I have come across the following example at https://learn.microsoft.com/en-us/training/modules/make-data-available-azure-machine-learning/4-create-data-asset
import argparse
import glob
import pandas as pd
parser = argparse.ArgumentParser()
parser.add_argument("--input_data", type=str)
args = parser.parse_args()
data_path = args.input_data
all_files = glob.glob(data_path + "/*.csv")
df = pd.concat((pd.read_csv(f) for f in all_files), sort=False)
For example, if I create the data-asset and try to list the files in the directory using os, glob package:
my_path = "../data/"
# set the version number of the data asset
v1 = "initial"
version=v1,
description="Credit card data",
path=my_path,
type=AssetTypes.URI_FOLDER)
my_data.path
# output: azureml://datastores/workspaceblobstore/paths/LocalUpload/SOMETHING/data
os.listdir(my_data.path)
# FileNotFoundError: [Errno 2] No such file or directory:
# copying and using complete path from the data-stores
os.listdir("azureml://subscriptions/<sid>/resourcegroups/<rid>/workspaces/<wid>/datastores/workspaceblobstore/paths/LocalUpload/<cid>/data"))

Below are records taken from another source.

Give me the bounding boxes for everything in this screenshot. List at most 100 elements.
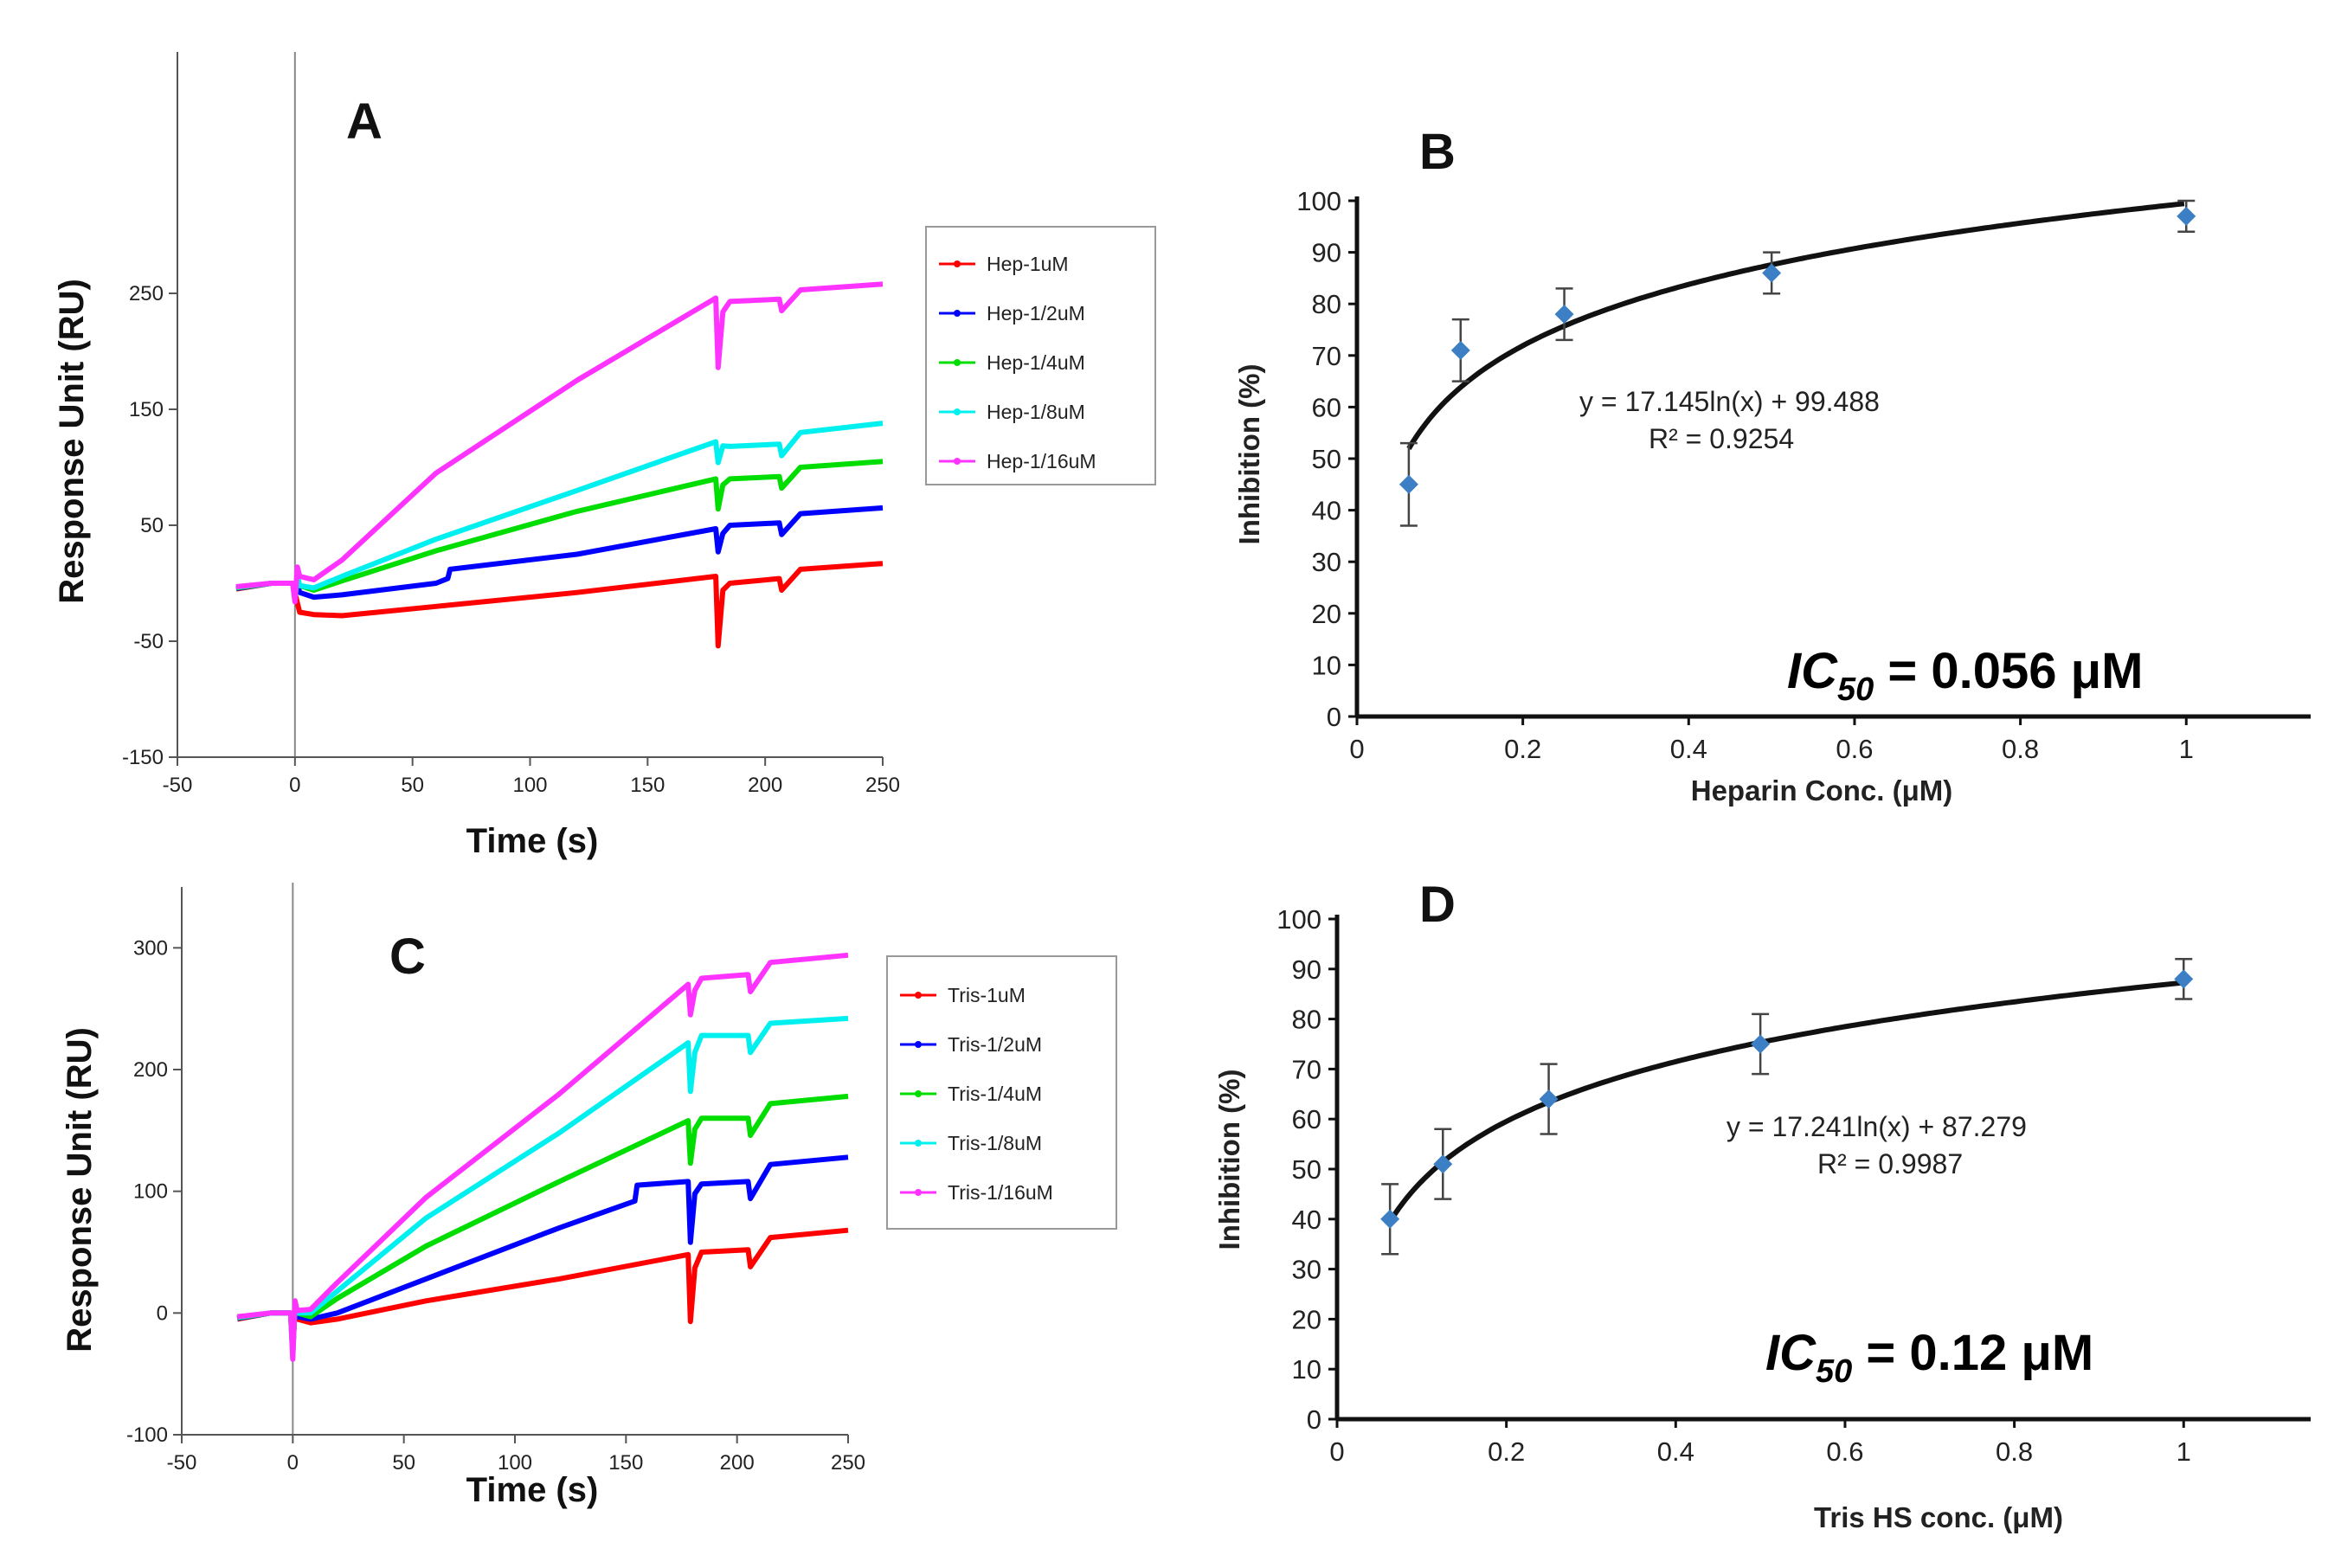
legend-label: Hep-1uM xyxy=(987,253,1069,275)
panel-b-letter: B xyxy=(1419,124,1456,180)
y-tick-label: 20 xyxy=(1312,599,1341,629)
x-tick-label: 100 xyxy=(512,774,547,797)
y-tick-label: 70 xyxy=(1312,341,1341,371)
data-point xyxy=(1399,474,1418,494)
series-line-Tris-1/16uM xyxy=(236,952,849,1362)
panel-c-legend: Tris-1uM Tris-1/2uM Tris-1/4uM Tris-1/8uM Tr… xyxy=(886,955,1117,1230)
legend-marker xyxy=(954,458,961,465)
panel-b-ylabel: Inhibition (%) xyxy=(1233,364,1265,545)
x-tick-label: 0 xyxy=(289,774,300,797)
series-line-Hep-1uM xyxy=(235,561,884,649)
legend-label: Hep-1/16uM xyxy=(987,450,1096,472)
x-tick-label: 150 xyxy=(608,1451,643,1475)
x-tick-label: 250 xyxy=(865,774,900,797)
legend-label: Tris-1/8uM xyxy=(948,1132,1042,1154)
panel-d-ic50-label: IC xyxy=(1765,1325,1817,1381)
panel-a-axes: -50 0 50 100 150 200 250 -150 -50 50 150 250 xyxy=(122,52,900,797)
x-tick-label: 50 xyxy=(392,1451,415,1475)
y-tick-label: 30 xyxy=(1292,1255,1321,1285)
data-point xyxy=(1380,1209,1400,1229)
legend-label: Tris-1/4uM xyxy=(948,1083,1042,1105)
x-tick-label: 0.8 xyxy=(1996,1436,2033,1467)
panel-b-ic50-sub: 50 xyxy=(1837,672,1874,708)
x-tick-label: 0.6 xyxy=(1826,1436,1863,1467)
legend-label: Tris-1/2uM xyxy=(948,1033,1042,1056)
panel-d-ic50: IC50 = 0.12 μM xyxy=(1765,1325,2093,1390)
legend-label: Tris-1/16uM xyxy=(948,1181,1053,1204)
data-point xyxy=(1450,340,1470,360)
panel-d-r2: R² = 0.9987 xyxy=(1817,1148,1963,1179)
legend-marker xyxy=(915,1041,922,1048)
legend-marker xyxy=(915,1090,922,1097)
data-point xyxy=(2177,206,2196,226)
x-tick-label: 0 xyxy=(1349,734,1364,764)
panel-b-equation: y = 17.145ln(x) + 99.488 xyxy=(1579,386,1880,417)
panel-b-ic50-label: IC xyxy=(1787,643,1838,699)
y-tick-label: 250 xyxy=(129,282,164,305)
legend-marker xyxy=(954,408,961,415)
y-tick-label: 50 xyxy=(140,514,164,537)
panel-c-series xyxy=(236,952,849,1362)
series-line-Hep-1/16uM xyxy=(235,281,884,605)
y-tick-label: 150 xyxy=(129,398,164,421)
panel-a-ylabel: Response Unit (RU) xyxy=(53,279,91,604)
y-tick-label: 60 xyxy=(1312,392,1341,422)
panel-d-xlabel: Tris HS conc. (μM) xyxy=(1814,1501,2063,1533)
legend-label: Hep-1/8uM xyxy=(987,401,1085,423)
legend-marker xyxy=(954,260,961,267)
panel-c-letter: C xyxy=(389,929,426,985)
legend-marker xyxy=(915,1189,922,1196)
panel-b-r2: R² = 0.9254 xyxy=(1649,423,1794,454)
data-point xyxy=(2174,969,2194,989)
legend-marker xyxy=(915,1140,922,1147)
panel-a: A -50 0 50 100 150 200 250 -150 -50 50 150 250 Resp… xyxy=(53,52,1156,860)
y-tick-label: 200 xyxy=(133,1058,168,1082)
legend-label: Hep-1/2uM xyxy=(987,302,1085,325)
legend-marker xyxy=(915,992,922,999)
panel-a-series xyxy=(235,281,884,649)
y-tick-label: 60 xyxy=(1292,1104,1321,1134)
y-tick-label: 100 xyxy=(1296,186,1341,216)
y-tick-label: 40 xyxy=(1312,496,1341,526)
y-tick-label: 0 xyxy=(1327,702,1341,732)
fit-curve xyxy=(1406,201,2185,450)
panel-d-ic50-sub: 50 xyxy=(1816,1353,1852,1390)
panel-d-letter: D xyxy=(1419,877,1456,933)
x-tick-label: 0.8 xyxy=(2002,734,2039,764)
panel-b-series xyxy=(1399,199,2196,527)
y-tick-label: 100 xyxy=(1276,904,1321,935)
data-point xyxy=(1751,1034,1771,1054)
legend-marker xyxy=(954,310,961,317)
fit-curve xyxy=(1387,980,2183,1224)
y-tick-label: 100 xyxy=(133,1180,168,1204)
panel-d-series xyxy=(1380,957,2194,1256)
x-tick-label: 150 xyxy=(630,774,665,797)
panel-b-xlabel: Heparin Conc. (μM) xyxy=(1691,774,1953,806)
panel-d-ic50-value: = 0.12 μM xyxy=(1852,1325,2093,1381)
panel-a-legend-box xyxy=(925,226,1156,485)
y-tick-label: 20 xyxy=(1292,1304,1321,1334)
data-point xyxy=(1554,305,1574,325)
x-tick-label: 250 xyxy=(831,1451,865,1475)
series-line-Hep-1/8uM xyxy=(235,421,884,602)
x-tick-label: -50 xyxy=(163,774,193,797)
y-tick-label: 90 xyxy=(1312,238,1341,268)
x-tick-label: 1 xyxy=(2179,734,2194,764)
panel-b-ic50-value: = 0.056 μM xyxy=(1874,643,2143,699)
data-point xyxy=(1762,263,1782,283)
x-tick-label: 200 xyxy=(720,1451,755,1475)
y-tick-label: 40 xyxy=(1292,1205,1321,1235)
panel-a-xlabel: Time (s) xyxy=(466,822,599,860)
y-tick-label: 80 xyxy=(1312,289,1341,319)
y-tick-label: -50 xyxy=(133,630,164,653)
legend-marker xyxy=(954,359,961,366)
panel-a-legend: Hep-1uM Hep-1/2uM Hep-1/4uM Hep-1/8uM Hep-1/… xyxy=(925,226,1156,485)
panel-c-xlabel: Time (s) xyxy=(466,1471,599,1509)
panel-c-ylabel: Response Unit (RU) xyxy=(61,1027,99,1353)
y-tick-label: 30 xyxy=(1312,547,1341,577)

# FileNotFoundError: [Errno 2] No such file or directory:
I have been able to make it work only with the following azureml.fsspec I think the tutorials and documentation should be clear about that. Even the applied skills labs have code that tries to access the files without the following package.
Please correct me if I am doing something wrong.
from azureml.fsspec import AzureMachineLearningFileSystem
fs = AzureMachineLearningFileSystem(my_data.path)
fs.ls()